While Scarf Gateway is free to use, the company charges for premium features such as a developer API, raw data export, third-party data integrations, and availability and support service level agreement (SLA).
“Scarf’s primary business model is providing tools that help developers on Scarf drive revenue — we make money when they make money,” Scarf founder and CEO Avi Press told VentureBeat. “To that end, we’re building a platform for open source distribution, analytics, and commercialization.”
So how, exactly, does open source analytics help developers, in terms of any commercial decision they might have to make? Well, countless companies use open source components in their software, but might not think to support the developers behind that particular project — so a developer can publicly call these companies out, or otherwise reach out to request financial support.
Alternatively, developers can simply use the data they have at their disposal to find the right contacts within a company to pitch premium support or consulting time.
Your products use my open source software to ultimately provide your users with a ?/? experience.
You're officially invited to return the favor ?https://t.co/huCDpZ258p
— Tanner Linsley (@tannerlinsley) August 28, 2020
In the past nine months, Scarf claims that it has been used by developers to uncover more than 25,000 companies that are interacting with their software.
Aside from Gateway, Scarf also offers documentation insights to help developers understand how their open source documents are being found and viewed, alongside language-level package SDKs that integrate directly into a developer’s packages.
“These tools integrate with one another, so for the first time you can trace an anonymized user finding your project, installing it, using it, and beyond,” Press explained.
Show me the (OSS) money
Although Scarf has mostly been focused on analytics so far, with another $5.3 million in the bank, it’s now well-financed to extend the scope of its platform to support developers looking to monetize.
According to Press, this will include the ability to generate and manage a support contract directly on Scarf, including automatically collecting payments that any company might be due. “Another will be tooling for end-users to purchase one-off support time with a developer, so OSS (open source software) projects can embed a ‘book time with the developers’ button on the README files,” he said. “We’ll be launching these [new features] next year.”
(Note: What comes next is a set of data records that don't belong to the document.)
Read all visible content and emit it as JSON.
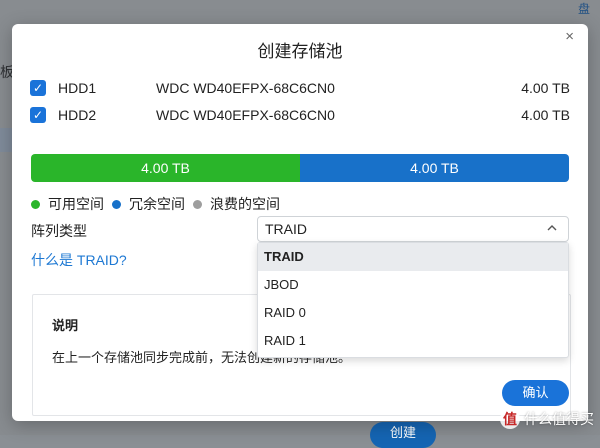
{
  "background": {
    "left_text": "板",
    "topright_text": "盘",
    "create_button": "创建"
  },
  "dialog": {
    "title": "创建存储池",
    "close_icon": "×",
    "disks": [
      {
        "name": "HDD1",
        "model": "WDC WD40EFPX-68C6CN0",
        "size": "4.00 TB",
        "checked": true
      },
      {
        "name": "HDD2",
        "model": "WDC WD40EFPX-68C6CN0",
        "size": "4.00 TB",
        "checked": true
      }
    ],
    "capacity_bar": [
      {
        "label": "4.00 TB",
        "value_tb": 4.0,
        "type": "available",
        "color": "#2ab52a"
      },
      {
        "label": "4.00 TB",
        "value_tb": 4.0,
        "type": "redundant",
        "color": "#1871c9"
      }
    ],
    "legend": [
      {
        "label": "可用空间",
        "color": "#2ab52a"
      },
      {
        "label": "冗余空间",
        "color": "#1871c9"
      },
      {
        "label": "浪费的空间",
        "color": "#9e9e9e"
      }
    ],
    "raid_type_label": "阵列类型",
    "raid_type_value": "TRAID",
    "what_is_link": "什么是 TRAID?",
    "raid_options": [
      "TRAID",
      "JBOD",
      "RAID 0",
      "RAID 1"
    ],
    "description": {
      "title": "说明",
      "text": "在上一个存储池同步完成前，无法创建新的存储池。"
    },
    "confirm_button": "确认"
  },
  "watermark": {
    "logo": "值",
    "text": "什么值得买"
  }
}
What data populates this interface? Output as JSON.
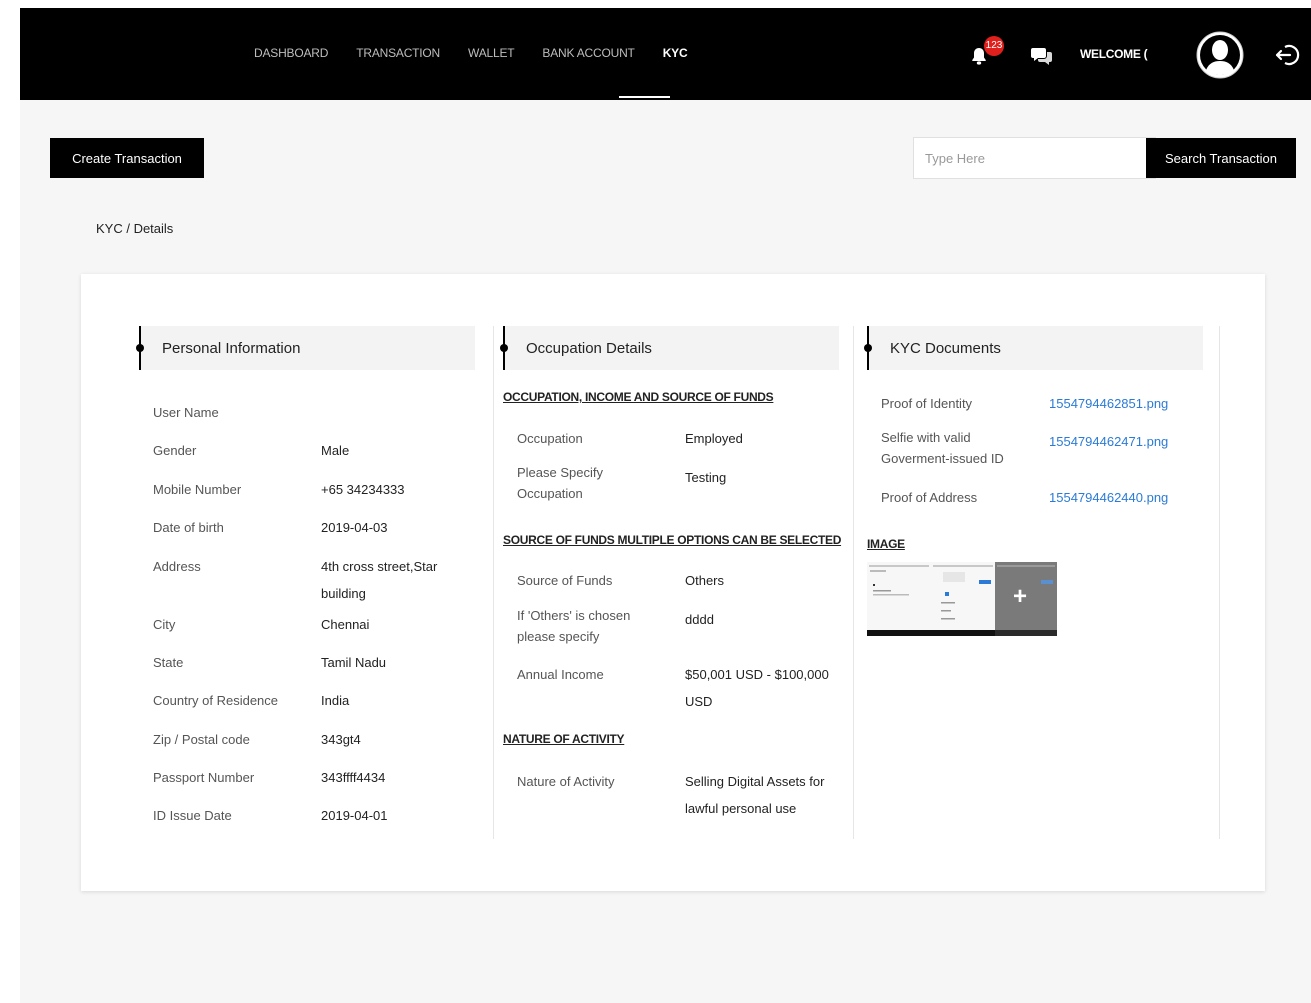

On the surface, Scarf might seem better suited to indie developers — those that are most likely to need the data to support their commercialization efforts. But according to Press, it’s really for anyone that needs to measure usage and adoption — this includes venture-backed companies such as Buoyant, which not only users Scarf, but its CEO William Morgan also invested in the company.
“For indie developer and enterprises alike, having observability and control over your OSS’s distribution channels is fundamentally useful, and has historically been unavailable,” Press explained. “Businesses are using Scarf to distribute artifacts and understand their commercial adoption — using their OSS metrics to drive product-led growth for their businesses.”